All the Great Ideas are recognizably the same as they were in the ancient world; none of them is a modern discovery. The ancient Greeks had a name for all 103 of them.
These ideas have been objects of speculation and enquiry since the beginning of human thought. They are the common stock of the human mind. The vast literature which exists on each Great Idea reflects not only the continuity of human thought about them, but also the wide diversity of opinions to which such thought inevitably gives rise. By learning about The Great Ideas, we discover all the fundamental disagreements--and agreements--of humankind.
Although The Great Ideas are the same as they were a millennium ago, this doesnt mean that there has been nothing new in the world of ideas. On the contrary, most of the Great Ideas have kept on changing and growing in substance and scope. In every epoch, intellectual geniuses, though they have not discovered new Great Ideas, have exposed new facets of the Great Ideas.
Some Great Ideas (like Prophecy or Angel) had a livelier history in antiquity or the Middle Ages than more recently. Others (like Progress or Evolution) have seen an enormous expansion of attention and refinement in modern times. But even these modern ideas were clearly identified in antiquity. The ancients stole all our ideas from us, as Mark Twain wryly observed.

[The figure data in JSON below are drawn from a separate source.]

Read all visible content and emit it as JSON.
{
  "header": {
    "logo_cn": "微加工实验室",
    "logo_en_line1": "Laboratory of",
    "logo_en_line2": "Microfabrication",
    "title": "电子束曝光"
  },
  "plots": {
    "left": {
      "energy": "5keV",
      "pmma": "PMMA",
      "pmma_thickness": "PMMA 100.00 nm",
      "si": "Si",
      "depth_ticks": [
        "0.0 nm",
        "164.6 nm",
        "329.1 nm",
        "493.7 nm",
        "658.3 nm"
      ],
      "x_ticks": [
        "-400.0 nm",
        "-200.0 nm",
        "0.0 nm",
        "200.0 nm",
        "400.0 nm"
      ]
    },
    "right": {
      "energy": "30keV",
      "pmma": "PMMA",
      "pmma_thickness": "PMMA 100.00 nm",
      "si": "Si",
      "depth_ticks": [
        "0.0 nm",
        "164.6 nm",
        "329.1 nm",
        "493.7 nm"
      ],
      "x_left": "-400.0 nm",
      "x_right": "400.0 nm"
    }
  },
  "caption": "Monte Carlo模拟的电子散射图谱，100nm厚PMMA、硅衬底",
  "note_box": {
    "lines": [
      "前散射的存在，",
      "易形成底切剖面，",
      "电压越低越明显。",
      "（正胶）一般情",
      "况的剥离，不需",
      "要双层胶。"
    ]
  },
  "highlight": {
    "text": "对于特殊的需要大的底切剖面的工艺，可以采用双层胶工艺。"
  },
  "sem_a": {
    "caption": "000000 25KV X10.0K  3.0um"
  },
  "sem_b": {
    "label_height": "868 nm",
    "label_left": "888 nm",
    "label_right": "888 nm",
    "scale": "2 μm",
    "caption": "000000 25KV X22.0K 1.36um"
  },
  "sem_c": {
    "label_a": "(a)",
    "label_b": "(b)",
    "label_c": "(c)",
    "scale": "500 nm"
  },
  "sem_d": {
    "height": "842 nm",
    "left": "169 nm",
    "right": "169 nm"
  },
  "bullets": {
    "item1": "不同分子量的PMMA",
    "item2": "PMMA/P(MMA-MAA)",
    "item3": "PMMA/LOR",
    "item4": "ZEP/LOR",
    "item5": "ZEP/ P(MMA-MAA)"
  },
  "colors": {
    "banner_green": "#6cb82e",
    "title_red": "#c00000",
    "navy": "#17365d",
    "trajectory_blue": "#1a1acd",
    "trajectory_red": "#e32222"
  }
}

Even more important than the living presence of a Great Idea is its future. Each Great Idea is still imperfectly understood; each is still unfinished business. Mortimer Adler has tried to understand the history of thinking about one after another of the Great Ideas, reading all the major writings on each subject, charting the whole range of different conceptions and theories which outstanding thinkers have advanced with respect to it, and assessing its present significance.